Your Cholesterol Numbers Explained

What is Cholesterol?

Cholesterol is a fatty substance found in our foods but mainly made naturally by the body. It’s not the bad thing that you might believe it to be as it does a lot of useful things in the body, such as forming a building block for our hormones.

Good cholesterol vs bad cholesterol.

When cholesterol is carried round the body in the blood, it uses a protein. The cholesterol + protein combo is called a lipoprotein. There are 2 types of these lipoproteins:

LDL (low-density lipoprotein) is the ‘bad’ cholesterol and is more harmful to the body than

HDL (high-density lipoprotein) which is the good cholesterol and has a more protective effect to the body.

Having too much bad cholesterol in the blood can increase your risk of heart disease and this risk is higher if you have a low level of HDL – the good cholesterol. So the ratio between the 2 is important.

High LDL cholesterol puts you at more risk of heart disease and heart attacks by putting fatty deposits in the heart’s arteries, blocking them.

What are triglycerides ?

Another type of fatty substance in the blood are the triglycerides. They come from the diet – dairy produce and meat contain a lot of triglycerides – but can also be produced in the liver or from the body’s fat stores.

Therefore, people who eat a lot of fatty and sweet foods, who are overweight or drink too much alcohol often have a high triglyceride level.

These high levels are also a risk factor for heart disease and heart attacks.

What are normal cholesterol levels?

Cholesterol levels are measured either by taking a blood test from a vein in the arm or by a finger-prick blood test and putting it into a desktop analyser.
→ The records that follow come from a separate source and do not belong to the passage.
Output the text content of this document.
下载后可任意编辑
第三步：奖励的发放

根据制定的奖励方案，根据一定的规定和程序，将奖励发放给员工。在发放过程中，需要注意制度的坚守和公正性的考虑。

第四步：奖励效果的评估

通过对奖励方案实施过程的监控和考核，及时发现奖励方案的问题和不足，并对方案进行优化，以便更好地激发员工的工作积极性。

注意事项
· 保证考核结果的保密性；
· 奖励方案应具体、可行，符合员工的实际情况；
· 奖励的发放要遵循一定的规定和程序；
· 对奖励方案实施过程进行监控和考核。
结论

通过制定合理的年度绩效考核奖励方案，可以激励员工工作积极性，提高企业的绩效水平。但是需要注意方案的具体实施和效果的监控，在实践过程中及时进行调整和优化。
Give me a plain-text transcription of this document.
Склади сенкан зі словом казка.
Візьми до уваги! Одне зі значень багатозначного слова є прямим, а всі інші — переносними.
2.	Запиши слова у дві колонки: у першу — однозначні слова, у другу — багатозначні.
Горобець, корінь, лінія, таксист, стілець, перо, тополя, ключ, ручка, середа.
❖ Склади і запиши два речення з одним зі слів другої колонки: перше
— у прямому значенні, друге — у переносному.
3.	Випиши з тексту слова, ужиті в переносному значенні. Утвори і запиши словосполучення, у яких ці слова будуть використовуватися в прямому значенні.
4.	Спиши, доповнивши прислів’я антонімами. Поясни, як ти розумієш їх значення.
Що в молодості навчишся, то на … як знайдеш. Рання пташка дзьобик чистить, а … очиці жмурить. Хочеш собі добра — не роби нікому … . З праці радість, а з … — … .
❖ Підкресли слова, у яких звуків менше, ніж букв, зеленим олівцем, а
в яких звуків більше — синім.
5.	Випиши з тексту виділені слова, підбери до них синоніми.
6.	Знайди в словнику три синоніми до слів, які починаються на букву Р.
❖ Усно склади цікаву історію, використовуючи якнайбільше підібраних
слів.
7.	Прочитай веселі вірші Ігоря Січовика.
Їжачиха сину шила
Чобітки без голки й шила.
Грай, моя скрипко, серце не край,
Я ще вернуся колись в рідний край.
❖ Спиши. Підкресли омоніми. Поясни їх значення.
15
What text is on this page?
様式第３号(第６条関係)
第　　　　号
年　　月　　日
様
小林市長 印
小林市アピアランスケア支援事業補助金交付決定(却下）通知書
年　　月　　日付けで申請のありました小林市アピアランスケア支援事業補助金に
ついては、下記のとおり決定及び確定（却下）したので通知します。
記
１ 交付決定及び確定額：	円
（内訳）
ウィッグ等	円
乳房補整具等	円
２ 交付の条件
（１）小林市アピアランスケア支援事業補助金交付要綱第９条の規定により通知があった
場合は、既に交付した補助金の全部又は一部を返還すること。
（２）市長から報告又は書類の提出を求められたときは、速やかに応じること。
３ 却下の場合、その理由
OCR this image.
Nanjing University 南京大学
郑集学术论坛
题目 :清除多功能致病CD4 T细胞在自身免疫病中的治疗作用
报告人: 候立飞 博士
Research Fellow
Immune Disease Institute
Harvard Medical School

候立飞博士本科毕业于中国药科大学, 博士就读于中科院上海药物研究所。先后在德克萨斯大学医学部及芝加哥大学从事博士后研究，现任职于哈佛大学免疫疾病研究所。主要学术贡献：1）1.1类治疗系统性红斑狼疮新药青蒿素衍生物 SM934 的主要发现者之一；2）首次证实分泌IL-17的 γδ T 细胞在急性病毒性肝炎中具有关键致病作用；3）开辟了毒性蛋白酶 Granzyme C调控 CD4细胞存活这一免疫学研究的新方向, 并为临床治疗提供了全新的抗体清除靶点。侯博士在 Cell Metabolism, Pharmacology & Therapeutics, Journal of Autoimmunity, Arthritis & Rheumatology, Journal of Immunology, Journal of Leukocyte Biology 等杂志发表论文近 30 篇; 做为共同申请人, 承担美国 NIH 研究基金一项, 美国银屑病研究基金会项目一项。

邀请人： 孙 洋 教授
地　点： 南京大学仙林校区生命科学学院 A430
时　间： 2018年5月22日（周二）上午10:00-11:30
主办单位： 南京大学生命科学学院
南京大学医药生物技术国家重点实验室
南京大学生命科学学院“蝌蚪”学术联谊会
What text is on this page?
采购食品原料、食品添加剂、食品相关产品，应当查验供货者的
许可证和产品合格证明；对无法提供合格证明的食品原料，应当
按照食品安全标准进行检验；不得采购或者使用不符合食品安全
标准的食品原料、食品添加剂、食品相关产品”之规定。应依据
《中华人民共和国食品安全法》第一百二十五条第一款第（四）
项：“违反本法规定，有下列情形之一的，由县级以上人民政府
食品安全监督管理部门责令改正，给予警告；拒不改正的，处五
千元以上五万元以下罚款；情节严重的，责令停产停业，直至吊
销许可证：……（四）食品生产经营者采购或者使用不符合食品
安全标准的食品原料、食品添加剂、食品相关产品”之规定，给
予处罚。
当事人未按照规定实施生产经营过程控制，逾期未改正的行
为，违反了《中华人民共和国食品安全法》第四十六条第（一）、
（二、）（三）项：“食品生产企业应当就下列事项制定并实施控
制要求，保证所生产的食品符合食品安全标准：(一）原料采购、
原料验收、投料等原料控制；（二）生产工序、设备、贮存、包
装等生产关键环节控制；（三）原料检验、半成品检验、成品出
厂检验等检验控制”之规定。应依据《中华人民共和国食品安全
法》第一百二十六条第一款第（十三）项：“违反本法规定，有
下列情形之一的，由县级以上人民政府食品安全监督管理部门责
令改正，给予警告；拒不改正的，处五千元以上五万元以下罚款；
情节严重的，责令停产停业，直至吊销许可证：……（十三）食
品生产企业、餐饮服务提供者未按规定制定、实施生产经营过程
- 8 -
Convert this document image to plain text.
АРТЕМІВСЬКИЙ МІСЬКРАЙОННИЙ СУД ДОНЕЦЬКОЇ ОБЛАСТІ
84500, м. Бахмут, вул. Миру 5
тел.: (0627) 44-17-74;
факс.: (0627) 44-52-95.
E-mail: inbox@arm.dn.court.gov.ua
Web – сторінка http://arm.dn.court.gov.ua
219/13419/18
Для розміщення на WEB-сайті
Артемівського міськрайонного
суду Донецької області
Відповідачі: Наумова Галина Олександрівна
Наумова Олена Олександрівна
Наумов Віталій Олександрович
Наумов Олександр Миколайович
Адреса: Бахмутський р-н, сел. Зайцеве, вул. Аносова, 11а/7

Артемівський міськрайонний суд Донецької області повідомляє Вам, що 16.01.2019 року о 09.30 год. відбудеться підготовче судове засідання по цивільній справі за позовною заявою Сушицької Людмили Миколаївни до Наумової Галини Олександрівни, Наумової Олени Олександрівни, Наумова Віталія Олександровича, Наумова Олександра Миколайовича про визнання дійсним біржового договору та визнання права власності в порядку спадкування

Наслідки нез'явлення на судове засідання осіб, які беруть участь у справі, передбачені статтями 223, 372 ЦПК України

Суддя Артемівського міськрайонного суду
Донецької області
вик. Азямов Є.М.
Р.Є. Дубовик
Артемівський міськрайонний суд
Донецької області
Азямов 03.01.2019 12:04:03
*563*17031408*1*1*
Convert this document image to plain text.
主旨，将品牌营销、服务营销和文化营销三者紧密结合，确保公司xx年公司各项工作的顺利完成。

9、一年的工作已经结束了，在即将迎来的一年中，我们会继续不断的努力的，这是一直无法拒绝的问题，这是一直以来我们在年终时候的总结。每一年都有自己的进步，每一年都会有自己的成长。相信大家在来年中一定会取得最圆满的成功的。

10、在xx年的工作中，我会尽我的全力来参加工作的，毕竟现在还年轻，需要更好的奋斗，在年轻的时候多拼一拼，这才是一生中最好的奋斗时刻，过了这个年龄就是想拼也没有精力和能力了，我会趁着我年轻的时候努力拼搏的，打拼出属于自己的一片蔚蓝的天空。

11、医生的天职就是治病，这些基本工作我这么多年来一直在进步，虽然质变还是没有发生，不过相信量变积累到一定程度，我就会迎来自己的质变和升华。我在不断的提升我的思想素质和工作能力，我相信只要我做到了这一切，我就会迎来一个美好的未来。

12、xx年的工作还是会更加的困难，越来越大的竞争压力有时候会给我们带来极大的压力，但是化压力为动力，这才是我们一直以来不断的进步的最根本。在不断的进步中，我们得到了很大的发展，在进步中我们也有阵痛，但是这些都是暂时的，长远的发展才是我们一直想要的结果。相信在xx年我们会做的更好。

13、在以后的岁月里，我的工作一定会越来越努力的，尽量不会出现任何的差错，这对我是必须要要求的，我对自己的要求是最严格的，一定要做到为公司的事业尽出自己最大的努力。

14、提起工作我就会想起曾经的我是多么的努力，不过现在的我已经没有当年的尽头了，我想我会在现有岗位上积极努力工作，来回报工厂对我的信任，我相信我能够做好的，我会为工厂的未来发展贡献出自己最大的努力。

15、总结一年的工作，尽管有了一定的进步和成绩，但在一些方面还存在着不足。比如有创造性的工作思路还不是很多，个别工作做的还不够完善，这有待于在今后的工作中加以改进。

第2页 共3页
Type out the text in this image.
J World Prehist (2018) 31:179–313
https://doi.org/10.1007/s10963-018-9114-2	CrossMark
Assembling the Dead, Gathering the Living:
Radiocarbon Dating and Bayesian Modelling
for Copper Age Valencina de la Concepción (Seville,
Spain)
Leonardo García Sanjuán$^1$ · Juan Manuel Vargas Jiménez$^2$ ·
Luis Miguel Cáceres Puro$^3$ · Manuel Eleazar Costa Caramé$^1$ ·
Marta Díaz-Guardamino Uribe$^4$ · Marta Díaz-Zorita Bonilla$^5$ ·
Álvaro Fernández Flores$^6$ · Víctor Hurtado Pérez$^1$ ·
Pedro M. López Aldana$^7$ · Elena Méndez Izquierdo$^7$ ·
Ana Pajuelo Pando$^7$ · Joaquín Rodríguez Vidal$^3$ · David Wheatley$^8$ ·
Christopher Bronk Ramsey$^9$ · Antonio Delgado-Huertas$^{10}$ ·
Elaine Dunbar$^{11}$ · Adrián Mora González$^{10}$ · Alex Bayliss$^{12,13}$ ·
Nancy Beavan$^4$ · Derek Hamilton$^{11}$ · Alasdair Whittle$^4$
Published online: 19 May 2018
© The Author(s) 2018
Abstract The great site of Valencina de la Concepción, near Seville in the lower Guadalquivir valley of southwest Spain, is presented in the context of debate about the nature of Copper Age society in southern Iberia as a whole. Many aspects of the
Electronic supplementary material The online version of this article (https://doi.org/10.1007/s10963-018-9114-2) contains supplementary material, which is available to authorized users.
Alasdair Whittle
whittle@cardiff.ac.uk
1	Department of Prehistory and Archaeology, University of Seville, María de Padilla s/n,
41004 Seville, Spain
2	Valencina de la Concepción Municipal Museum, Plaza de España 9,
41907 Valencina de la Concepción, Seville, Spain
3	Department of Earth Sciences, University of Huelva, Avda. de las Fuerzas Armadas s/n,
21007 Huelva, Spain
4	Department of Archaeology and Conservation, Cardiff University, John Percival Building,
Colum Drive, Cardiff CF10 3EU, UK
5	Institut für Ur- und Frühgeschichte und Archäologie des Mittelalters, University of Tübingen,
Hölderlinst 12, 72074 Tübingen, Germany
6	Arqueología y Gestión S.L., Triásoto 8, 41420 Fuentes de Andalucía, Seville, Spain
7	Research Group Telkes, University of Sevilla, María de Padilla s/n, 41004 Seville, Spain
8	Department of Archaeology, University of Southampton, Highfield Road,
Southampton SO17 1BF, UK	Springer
In the UK the measurement is in millomols per litre (of blood) and is often written as ‘mmol/l’.

Normal cholesterol levels for the UK are as follows:

  • a total cholesterol level under 4 mmol/l
  • an LDL cholesterol level under 2 mmol/l (bad cholesterol)
  • an HDL cholesterol level above 1 mmol/l (good cholesterol)
  • a triglyceride level less than 1.7 mmol/l.

In the US cholesterol levels are measures in milligrams per decilitres, written as mg/dL

Normal cholesterol levels for the US are as follows:

  • a total cholesterol level less than 200mg/dL
  • an LDL cholesterol level under 200mg/dL (bad cholesterol)
  • an HDL cholesterol level above 60mg/dL (good cholesterol)
  • a triglyceride level less than 150 mg/dL.

Cholesterol levels can vary quite a lot so your doctor will usually make a decision about whether you need cholesterol lowering drugs after looking at a series of readings.

Cholesterol levels are also a contributor to heart disease and heart attacks.

Why have I got high cholesterol?

The most common cause of having raised levels of cholesterol in the blood is through eating it in the diet. Too much saturated fat, found in dairy products and red meat, is a major source.

It used to be thought that foods like eggs, offal (liver, kidneys) and some seafood (prawns for example) were high cholesterol foods. This is now not thought to be the case and it is more important to cut the amount of saturated fat that you eat.

Click here for more information on cholesterol lowering foods.

Another reason for having high cholesterol, often despite a healthy, low fat diet, is because of a condition called Familial Hyperlipidaemia (FH). This condition is passed on in families and causes the cholesterol to be raised to very high levels.